Something in him panicked and he released Caleb’s hand. His hand ached for the fiery warmth the second he let go, but there was no going back.

It didn’t make sense. Not now.

So instead of continuing or asking for clarification, Essek just swallowed and said, “Come back down to your room. I won’t be leaving you alone, but intoxicating as you can be, I’d rather not trance here. And I believe humans typically favor sleeping on something soft.” He rose to his feet carefully, extending a hand to help Caleb up. An olive branch.

He took it. And he didn’t let go.

Begrudgingly, Caleb stood, sending him a look, but it was a halfhearted one at that, and he didn’t protest as they made their way out of the eighth floor and down to the redhead’s room, hands entwined. Essek looked at the doors surrounding them and below them, each one concealing the room of one of their dear friends, likely fast asleep inside.

Caleb seemed to be thinking of their friends too. “We don’t deserve them. Not yet.”

He could have bristled at that, not for himself but for Caleb. For everything he’d done and suffered through, to think that he didn’t deserve the Mighty Nein, as if he wasn’t an integral part of them. As if they could even be the Mighty Nein without him, the one who named them. Outside of that chamber, away from the place that seemed both hallowed and unholy, Essek felt bolder. Felt like he could speak his piece. “What do you expect yourself to do? You’ve already saved thousands of lives by stopping a war, not to mention stopping Obann and the cult-”

“It’s not enough,” Caleb cut him off.

Essek grabbed his other hand, pulling Caleb towards him so they faced each other and trying to convey the passion he felt for his words through touch alone as they floated through the space, tethered only to each other. “Then let’s burn away the corruption, and leave the Empire a better place than we found it. Then the Dynasty. Hells, let’s save the fucking world. I just want to live to see you forgive yourself.”

They stopped floating and Caleb stopped in front of the door to his own room. Behind the man he could see the plain room. No stained glass adorned the walls. There was little other than a bed, fireplace, and bathtub. “Maybe… maybe then,” he mumbled.

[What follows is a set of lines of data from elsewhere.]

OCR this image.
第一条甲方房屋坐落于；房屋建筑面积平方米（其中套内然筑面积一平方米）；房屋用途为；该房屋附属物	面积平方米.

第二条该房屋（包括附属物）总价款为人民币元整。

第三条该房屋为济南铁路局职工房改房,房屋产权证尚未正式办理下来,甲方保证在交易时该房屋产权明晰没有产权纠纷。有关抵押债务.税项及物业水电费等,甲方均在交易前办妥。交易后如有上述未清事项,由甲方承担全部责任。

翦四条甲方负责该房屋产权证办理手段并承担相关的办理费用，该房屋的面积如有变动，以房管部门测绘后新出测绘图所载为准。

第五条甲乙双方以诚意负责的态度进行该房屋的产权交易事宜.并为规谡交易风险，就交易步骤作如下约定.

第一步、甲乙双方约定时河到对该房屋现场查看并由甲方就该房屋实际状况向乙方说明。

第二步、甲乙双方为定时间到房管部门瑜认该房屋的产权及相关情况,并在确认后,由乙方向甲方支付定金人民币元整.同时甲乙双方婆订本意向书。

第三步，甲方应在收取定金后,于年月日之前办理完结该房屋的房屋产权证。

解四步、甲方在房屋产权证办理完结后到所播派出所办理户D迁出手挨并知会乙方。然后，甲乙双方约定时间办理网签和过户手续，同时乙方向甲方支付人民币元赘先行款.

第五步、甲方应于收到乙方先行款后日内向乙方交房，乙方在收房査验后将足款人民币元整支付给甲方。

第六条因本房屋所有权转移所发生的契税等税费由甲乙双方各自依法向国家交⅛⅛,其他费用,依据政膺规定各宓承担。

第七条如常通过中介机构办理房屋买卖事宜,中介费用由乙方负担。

For a moment, Essek considered kissing the man on the forehead. But he’d have to pull Caleb down or float up to reach properly, something he wasn’t going to do, not with Caleb. Not like that. So he moved closer and kissed his cheek.

“I’m not sure what I’ve ever done to deserve falling in with your friends. With you. Thank you for giving me a second chance. I’ll use it to the best of my ability, so long as you do the same for yourself.”

Caleb seemed rendered speechless, cheeks darkening in the dim light, but that seemed just as well.

If he could have taken the stairs down to prove he was changing for the better, he would have. But instead Essek just floated back down to his room and stared at the pearl in the stained glass before falling asleep. For the first time in ages he slept, really slept, and dreamt of the soft blush on Caleb’s cheeks.